Paul’s point, I would argue, is that his relationship to the flesh and to the law is substantially different to what it was in Romans 7:5-13. There is a new “I” with new “desires” that battles against this flesh and doesn’t merely yields to it as it once did. The flesh is still potent, but it no longer characterizes Paul at a fundamental level of his personhood. The controlling “I” is the new Paul. This interpretation fits well with Paul has just described in Romans 6:1-23 with regard to the Christian’s freedom from slavery to sin. It also fits well with how we understand the New Covenant, which leads to my next point.

(4) Paul delights in the law of God in the inward man (Romans 7:22). One of the first and most basic marks of true conversion is a desire for the Word of God. This desire is not the mere enjoyment of a new intellectual stimulus or aesthetic beauty. This is a delighting and tasting and loving the Word of God as one’s very life (see Psalm 119:16, 24, 35, 47). For the believer, the Word of God is bread and drink to the soul (Matt 4:4). This new spiritual taste is the fruit of the New Covenant.

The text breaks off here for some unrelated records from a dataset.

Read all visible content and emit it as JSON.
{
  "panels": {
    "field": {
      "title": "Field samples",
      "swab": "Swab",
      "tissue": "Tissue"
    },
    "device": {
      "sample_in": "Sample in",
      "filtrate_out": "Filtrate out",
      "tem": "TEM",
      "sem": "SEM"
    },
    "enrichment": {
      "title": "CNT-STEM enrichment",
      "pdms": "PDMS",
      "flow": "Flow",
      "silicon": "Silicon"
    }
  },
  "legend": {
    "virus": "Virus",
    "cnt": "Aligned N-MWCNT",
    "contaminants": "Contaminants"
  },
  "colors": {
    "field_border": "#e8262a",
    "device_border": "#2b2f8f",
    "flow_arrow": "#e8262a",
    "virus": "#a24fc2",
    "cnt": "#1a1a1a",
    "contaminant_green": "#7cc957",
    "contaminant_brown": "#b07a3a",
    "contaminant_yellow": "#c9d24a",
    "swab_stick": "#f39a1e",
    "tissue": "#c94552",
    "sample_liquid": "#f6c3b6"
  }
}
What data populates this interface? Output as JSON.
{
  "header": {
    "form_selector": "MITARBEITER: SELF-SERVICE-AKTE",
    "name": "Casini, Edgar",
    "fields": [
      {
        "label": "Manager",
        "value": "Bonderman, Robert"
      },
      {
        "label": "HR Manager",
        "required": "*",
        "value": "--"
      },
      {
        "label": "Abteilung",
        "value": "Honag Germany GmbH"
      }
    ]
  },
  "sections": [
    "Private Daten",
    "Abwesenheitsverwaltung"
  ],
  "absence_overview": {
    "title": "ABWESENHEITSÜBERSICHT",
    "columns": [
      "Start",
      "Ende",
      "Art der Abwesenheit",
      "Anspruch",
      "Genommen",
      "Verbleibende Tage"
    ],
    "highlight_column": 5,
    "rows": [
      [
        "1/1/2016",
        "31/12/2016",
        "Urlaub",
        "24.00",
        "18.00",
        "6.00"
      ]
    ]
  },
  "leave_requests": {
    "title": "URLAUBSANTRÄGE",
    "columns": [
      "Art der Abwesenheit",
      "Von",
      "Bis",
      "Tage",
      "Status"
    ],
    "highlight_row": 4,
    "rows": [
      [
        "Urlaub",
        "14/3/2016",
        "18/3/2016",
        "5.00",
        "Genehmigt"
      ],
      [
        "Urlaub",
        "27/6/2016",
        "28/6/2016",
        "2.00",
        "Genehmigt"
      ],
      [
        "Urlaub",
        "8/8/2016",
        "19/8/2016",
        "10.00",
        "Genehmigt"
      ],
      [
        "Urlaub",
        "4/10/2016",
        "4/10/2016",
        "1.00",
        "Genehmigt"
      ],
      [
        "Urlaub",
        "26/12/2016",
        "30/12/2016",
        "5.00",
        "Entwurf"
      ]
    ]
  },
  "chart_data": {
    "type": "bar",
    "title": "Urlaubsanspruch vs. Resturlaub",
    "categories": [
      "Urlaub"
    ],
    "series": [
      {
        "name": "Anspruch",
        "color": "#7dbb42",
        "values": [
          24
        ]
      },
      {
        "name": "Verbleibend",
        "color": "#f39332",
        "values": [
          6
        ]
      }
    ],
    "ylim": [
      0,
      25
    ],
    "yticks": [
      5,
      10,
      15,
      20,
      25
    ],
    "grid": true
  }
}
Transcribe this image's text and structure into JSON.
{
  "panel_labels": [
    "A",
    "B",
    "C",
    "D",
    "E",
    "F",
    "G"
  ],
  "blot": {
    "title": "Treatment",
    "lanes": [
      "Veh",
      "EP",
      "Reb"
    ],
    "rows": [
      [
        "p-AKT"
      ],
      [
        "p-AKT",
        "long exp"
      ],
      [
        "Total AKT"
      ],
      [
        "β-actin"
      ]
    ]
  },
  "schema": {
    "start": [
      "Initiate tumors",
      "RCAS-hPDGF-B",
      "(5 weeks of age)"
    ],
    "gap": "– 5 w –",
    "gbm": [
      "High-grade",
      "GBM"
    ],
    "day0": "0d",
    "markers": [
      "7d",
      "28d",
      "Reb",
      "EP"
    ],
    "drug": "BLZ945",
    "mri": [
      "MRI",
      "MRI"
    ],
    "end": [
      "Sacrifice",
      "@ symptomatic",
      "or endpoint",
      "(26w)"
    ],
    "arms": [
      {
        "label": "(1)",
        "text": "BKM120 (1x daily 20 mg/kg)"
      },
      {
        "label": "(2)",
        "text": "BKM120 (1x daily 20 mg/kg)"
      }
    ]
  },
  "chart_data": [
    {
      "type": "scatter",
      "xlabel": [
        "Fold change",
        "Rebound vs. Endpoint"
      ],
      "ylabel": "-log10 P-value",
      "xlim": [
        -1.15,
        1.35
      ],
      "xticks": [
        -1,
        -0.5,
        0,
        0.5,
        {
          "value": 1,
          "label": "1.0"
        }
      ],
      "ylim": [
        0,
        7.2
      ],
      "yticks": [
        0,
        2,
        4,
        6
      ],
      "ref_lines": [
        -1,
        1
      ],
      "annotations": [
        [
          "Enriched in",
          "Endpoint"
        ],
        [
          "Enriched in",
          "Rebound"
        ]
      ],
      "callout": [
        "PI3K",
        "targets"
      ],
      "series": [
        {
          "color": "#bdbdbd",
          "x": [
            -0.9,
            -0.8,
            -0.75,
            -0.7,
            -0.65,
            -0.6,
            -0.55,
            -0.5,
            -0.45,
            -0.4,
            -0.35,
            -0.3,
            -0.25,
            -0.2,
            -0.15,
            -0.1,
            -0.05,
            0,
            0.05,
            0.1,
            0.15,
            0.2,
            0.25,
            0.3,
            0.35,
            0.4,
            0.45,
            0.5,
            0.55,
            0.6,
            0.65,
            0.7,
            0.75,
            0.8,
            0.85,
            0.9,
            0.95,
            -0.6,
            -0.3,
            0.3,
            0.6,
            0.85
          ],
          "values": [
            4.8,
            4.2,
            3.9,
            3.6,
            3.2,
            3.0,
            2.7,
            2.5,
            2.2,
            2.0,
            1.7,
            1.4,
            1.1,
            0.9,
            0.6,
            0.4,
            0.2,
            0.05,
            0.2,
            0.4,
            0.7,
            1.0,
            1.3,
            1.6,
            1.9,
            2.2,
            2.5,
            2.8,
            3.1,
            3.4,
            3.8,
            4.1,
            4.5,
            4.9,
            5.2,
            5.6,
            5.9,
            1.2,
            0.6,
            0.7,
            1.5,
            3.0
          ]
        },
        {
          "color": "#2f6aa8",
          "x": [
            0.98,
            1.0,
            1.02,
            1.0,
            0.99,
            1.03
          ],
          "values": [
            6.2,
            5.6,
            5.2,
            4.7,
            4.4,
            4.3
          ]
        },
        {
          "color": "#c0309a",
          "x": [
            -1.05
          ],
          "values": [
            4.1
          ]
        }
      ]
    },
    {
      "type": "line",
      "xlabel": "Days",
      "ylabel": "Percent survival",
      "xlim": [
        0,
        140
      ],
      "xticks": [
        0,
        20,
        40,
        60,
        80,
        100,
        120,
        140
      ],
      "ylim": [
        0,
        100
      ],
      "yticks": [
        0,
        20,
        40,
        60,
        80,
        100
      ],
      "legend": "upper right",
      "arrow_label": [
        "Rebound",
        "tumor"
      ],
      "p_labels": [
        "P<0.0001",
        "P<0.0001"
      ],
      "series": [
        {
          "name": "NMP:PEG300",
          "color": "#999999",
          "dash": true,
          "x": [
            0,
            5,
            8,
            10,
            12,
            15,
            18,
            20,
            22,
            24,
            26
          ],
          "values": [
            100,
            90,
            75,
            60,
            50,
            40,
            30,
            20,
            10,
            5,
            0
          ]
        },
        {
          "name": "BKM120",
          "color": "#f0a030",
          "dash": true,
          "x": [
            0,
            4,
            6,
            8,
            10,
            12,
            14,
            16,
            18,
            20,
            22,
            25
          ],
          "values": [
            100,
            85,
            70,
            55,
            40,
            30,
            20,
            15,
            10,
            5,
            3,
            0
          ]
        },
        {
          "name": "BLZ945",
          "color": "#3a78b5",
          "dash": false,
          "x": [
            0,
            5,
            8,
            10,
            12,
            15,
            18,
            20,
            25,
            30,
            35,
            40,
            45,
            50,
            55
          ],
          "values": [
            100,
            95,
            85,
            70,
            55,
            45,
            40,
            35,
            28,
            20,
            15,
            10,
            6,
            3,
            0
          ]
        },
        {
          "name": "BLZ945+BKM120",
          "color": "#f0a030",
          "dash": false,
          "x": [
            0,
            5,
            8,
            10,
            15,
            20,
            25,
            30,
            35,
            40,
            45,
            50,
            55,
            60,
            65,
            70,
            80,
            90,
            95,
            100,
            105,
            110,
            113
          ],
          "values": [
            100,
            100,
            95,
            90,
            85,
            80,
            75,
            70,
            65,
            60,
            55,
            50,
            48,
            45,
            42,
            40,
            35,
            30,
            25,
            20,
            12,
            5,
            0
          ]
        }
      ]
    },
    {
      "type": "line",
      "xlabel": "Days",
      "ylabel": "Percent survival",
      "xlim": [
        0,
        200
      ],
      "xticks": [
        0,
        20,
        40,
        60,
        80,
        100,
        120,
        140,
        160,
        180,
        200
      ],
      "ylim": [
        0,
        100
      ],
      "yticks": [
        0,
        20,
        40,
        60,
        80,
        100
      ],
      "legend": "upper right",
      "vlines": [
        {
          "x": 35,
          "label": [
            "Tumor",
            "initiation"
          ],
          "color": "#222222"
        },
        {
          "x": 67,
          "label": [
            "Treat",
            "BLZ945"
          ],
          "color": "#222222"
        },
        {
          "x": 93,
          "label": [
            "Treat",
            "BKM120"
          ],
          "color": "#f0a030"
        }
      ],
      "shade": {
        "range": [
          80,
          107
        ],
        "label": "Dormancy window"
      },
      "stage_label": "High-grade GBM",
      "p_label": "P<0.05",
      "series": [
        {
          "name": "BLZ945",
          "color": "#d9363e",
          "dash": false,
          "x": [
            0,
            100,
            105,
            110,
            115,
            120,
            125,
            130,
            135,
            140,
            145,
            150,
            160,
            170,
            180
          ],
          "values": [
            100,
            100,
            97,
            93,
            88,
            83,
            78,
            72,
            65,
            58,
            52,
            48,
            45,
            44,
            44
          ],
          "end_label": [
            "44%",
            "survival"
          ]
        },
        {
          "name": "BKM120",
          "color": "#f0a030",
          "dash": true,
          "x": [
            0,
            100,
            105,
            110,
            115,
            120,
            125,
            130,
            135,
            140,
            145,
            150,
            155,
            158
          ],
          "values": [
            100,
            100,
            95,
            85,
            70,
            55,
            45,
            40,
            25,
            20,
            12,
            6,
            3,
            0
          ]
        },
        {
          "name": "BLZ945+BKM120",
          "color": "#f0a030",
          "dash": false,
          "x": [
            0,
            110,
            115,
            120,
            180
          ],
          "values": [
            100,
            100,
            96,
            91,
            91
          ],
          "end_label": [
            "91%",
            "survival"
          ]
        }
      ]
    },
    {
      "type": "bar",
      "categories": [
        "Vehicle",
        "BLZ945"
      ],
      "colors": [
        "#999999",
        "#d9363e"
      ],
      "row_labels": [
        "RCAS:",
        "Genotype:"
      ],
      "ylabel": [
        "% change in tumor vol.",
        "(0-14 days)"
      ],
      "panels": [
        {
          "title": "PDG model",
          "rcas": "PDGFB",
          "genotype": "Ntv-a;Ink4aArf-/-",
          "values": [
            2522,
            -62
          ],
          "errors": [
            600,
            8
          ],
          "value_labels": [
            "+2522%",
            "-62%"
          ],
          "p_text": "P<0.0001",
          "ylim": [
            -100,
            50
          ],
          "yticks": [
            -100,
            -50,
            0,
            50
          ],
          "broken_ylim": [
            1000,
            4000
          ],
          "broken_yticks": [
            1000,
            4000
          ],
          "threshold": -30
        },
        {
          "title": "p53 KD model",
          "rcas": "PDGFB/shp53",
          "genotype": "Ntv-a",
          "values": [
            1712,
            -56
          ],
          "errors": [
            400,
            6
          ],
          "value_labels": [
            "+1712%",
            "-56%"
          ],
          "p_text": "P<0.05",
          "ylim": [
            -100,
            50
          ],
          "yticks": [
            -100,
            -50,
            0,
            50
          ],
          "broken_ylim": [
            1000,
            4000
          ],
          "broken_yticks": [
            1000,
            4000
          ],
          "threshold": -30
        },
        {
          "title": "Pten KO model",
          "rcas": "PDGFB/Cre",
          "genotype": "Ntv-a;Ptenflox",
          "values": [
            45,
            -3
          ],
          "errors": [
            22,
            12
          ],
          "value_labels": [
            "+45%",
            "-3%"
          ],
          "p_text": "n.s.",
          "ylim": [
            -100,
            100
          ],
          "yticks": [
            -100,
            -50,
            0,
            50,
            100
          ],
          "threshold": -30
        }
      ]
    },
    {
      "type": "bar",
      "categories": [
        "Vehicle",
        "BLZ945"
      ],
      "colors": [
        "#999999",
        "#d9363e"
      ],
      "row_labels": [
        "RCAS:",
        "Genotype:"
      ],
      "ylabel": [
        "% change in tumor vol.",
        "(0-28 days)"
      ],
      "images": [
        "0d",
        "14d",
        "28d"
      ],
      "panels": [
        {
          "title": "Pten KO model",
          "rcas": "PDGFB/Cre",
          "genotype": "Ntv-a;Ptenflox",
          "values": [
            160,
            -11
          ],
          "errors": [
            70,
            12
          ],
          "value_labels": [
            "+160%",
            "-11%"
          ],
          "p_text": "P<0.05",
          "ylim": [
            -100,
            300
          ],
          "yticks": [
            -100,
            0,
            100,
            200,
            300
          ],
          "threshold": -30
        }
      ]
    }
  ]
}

And I will give you a new heart, and a new spirit I will put within you. And I will remove the heart of stone from your flesh and give you a heart of flesh. And I will put my Spirit within you, and cause you to walk in my statutes and be careful to obey my rules. (Ezek 36:26-27; see also Jer 31:31-34)

Paul’s confession of his inward delight of the law does not square with the experience of an unconverted person. God’s Word may create some kind of superficial joy in an unbeliever (Matt 13:20) but it is never a deep and abiding spiritual enjoyment. Indeed, it is the trouble brought about by the Word of God that causes the unbeliever to retreat (Matt 13:21). Yet, it is precisely Paul’s delight in the law that compels the apostle to war against indwelling sin.

(5) Paul describes this experience in a similar way in Galatians 5:17, and the passage in Galatians clearly refers to believers. The language of Galatians 5:17 appears to match the experience Paul describes in Romans 7:14-25. In Galatians 5:17, there is no question that Paul is referring to believers:

But I say, walk by the Spirit, and you will not gratify the desires of the flesh. For the desires of the flesh are against the Spirit, and the desires of the Spirit are against the flesh, for these are opposed to each other, to keep you from doing the things you want to do. But if you are led by the Spirit, you are not under the law. (Gal 5:16-18; emphasis added)

(6) This is my experience. Finally, I believe Paul is referring to his Christian experience because Romans 7:14-25 describes my experience. I put this point last because it is the least important among all the other reasons. My experience cannot be used to twist a biblical text to say what I want it to say. I must yield to is what is objectively, in the text, no matter what my experience seems to tell me. Nevertheless, Scripture tells us that experience can serve to open our eyes to what is really there in the text, so my experience should not be quickly set aside. The Psalmist, for example, says, “It was good that I was afflicted, that I might learn your statutes” (Ps 119:71). In the case of the Psalmist, he was enabled to learn something about God’s Word that he would have not otherwise learned had he not experienced what he experienced. I cannot ultimately appeal to my experience, however. I must appeal to the text and to sound argument. That’s why reasons 1-5 come first.